23 November 2013

On Register Sudoku

The course leader has been chasing me for the register of attendance at the class I took a couple of weeks ago: I didn't bother to take one, so I was rather stuck. (Her predecessor was familiar with my relaxed attitude to such things and let me get away with it.) In mitigation, I had taken my first full-length class with the group, who are just beginning to establish themselves, and I didn't want to send them back to the beginning, as it were, just to introduce themselves to me--I'll get to know them soon enough. I could of course have used a signing-in sheet (or name-cards on the desk), as I would with a larger group, but I prefer to work at it in my own way, and if that means I can't do the register for a couple of weeks, then so be it.

This was my response (lightly edited):
This is like Sudoku. Or the pools. Perm any seven. I don't do registers-- almost 50 years in teaching and I've never really got the hang of them at this level!
Still, there were 7 present, of whom two were women, and one was Kate because I picked up someone using her name to attract her attention.
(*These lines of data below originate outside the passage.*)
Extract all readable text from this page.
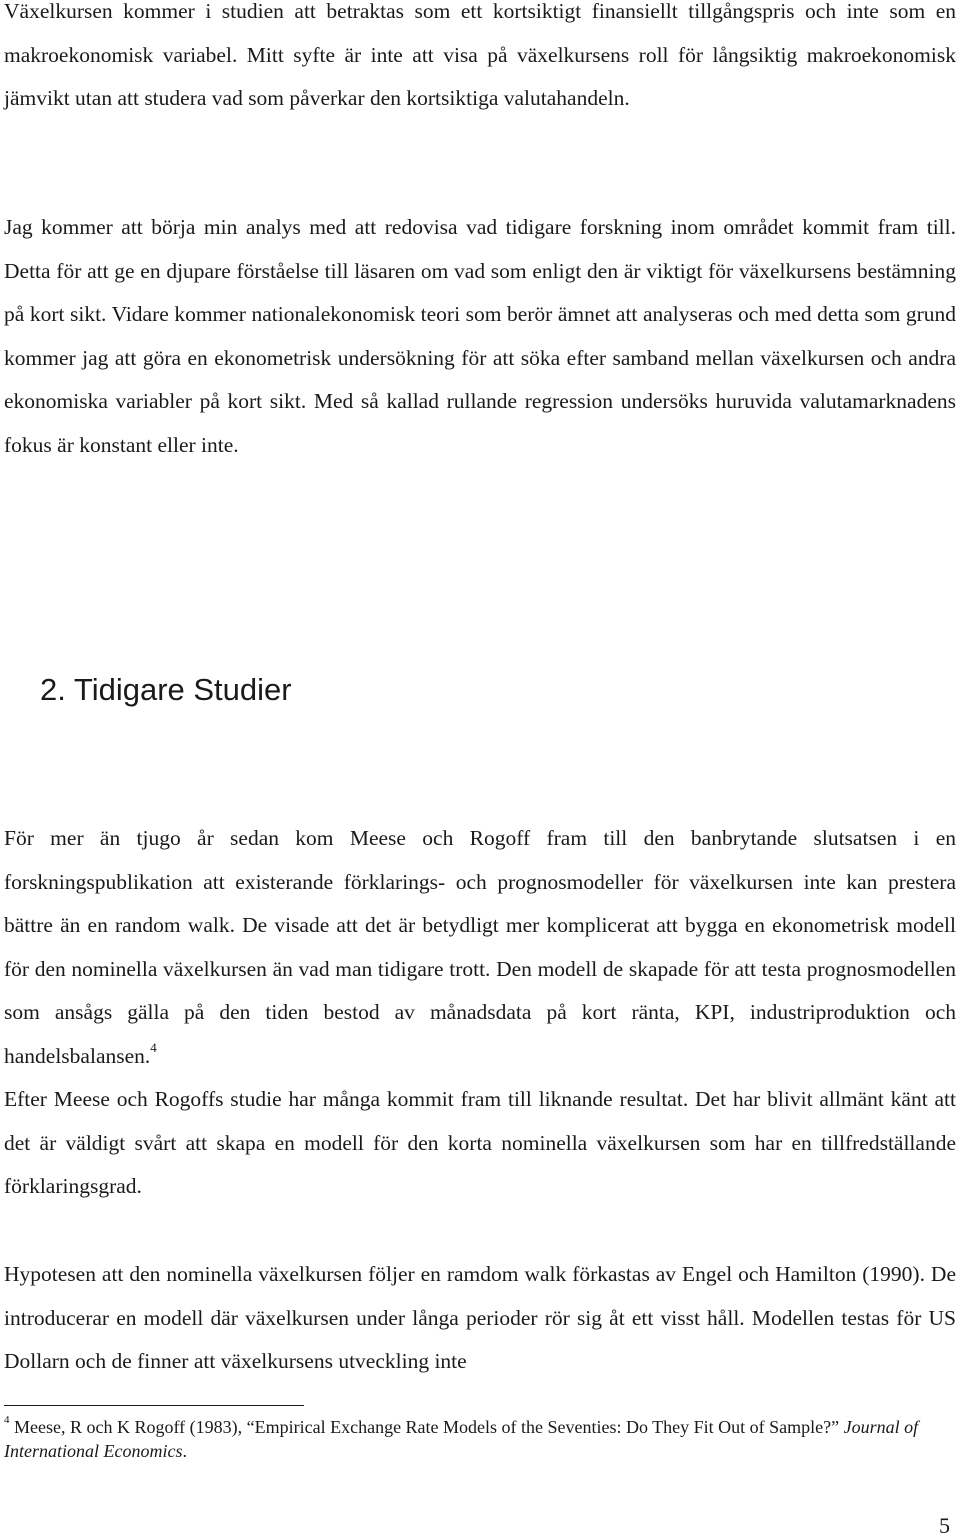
Växelkursen kommer i studien att betraktas som ett kortsiktigt finansiellt tillgångspris och inte som en makroekonomisk variabel. Mitt syfte är inte att visa på växelkursens roll för långsiktig makroekonomisk jämvikt utan att studera vad som påverkar den kortsiktiga valutahandeln.

Jag kommer att börja min analys med att redovisa vad tidigare forskning inom området kommit fram till. Detta för att ge en djupare förståelse till läsaren om vad som enligt den är viktigt för växelkursens bestämning på kort sikt. Vidare kommer nationalekonomisk teori som berör ämnet att analyseras och med detta som grund kommer jag att göra en ekonometrisk undersökning för att söka efter samband mellan växelkursen och andra ekonomiska variabler på kort sikt. Med så kallad rullande regression undersöks huruvida valutamarknadens fokus är konstant eller inte.

2. Tidigare Studier

För mer än tjugo år sedan kom Meese och Rogoff fram till den banbrytande slutsatsen i en forskningspublikation att existerande förklarings- och prognosmodeller för växelkursen inte kan prestera bättre än en random walk. De visade att det är betydligt mer komplicerat att bygga en ekonometrisk modell för den nominella växelkursen än vad man tidigare trott. Den modell de skapade för att testa prognosmodellen som ansågs gälla på den tiden bestod av månadsdata på kort ränta, KPI, industriproduktion och handelsbalansen.$^4$

Efter Meese och Rogoffs studie har många kommit fram till liknande resultat. Det har blivit allmänt känt att det är väldigt svårt att skapa en modell för den korta nominella växelkursen som har en tillfredställande förklaringsgrad.

Hypotesen att den nominella växelkursen följer en ramdom walk förkastas av Engel och Hamilton (1990). De introducerar en modell där växelkursen under långa perioder rör sig åt ett visst håll. Modellen testas för US Dollarn och de finner att växelkursens utveckling inte

$^4$ Meese, R och K Rogoff (1983), “Empirical Exchange Rate Models of the Seventies: Do They Fit Out of Sample?” Journal of International Economics.

5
This week Adrian asserted he was there last week, because I thought he wasn't (it must have been the suit that fooled me). Keith definitely was. Jamal was. I deduced from some of the conversation that the other woman present was Lynne, because she is from PrivateCollege  and wasn't present this week. Geoff wasn't present because he'd sent his apologies. Ted has a straight attendance record and I think I remember him. In the end it came down to a toss between Colin and Ahmed and I went for Ahmed because if I'm wrong it will have fewer consequences for him...

Who cares? Sorry!
(Names have been changed)

1 comment:

  1. C'mon, James. Get with the programme! Or rather, get your ?HEI to - in this high-tech world we live in ask your Course Leader why she/her HEI hasn't introduced bar coding teachnology to enable you to simply wand the student IDs. Thus generating reports enabling not only measurement but attendance monitoring (records) and attendance analysis and attendance feedback/corrective action - Demings 4 Nos leading to TQM.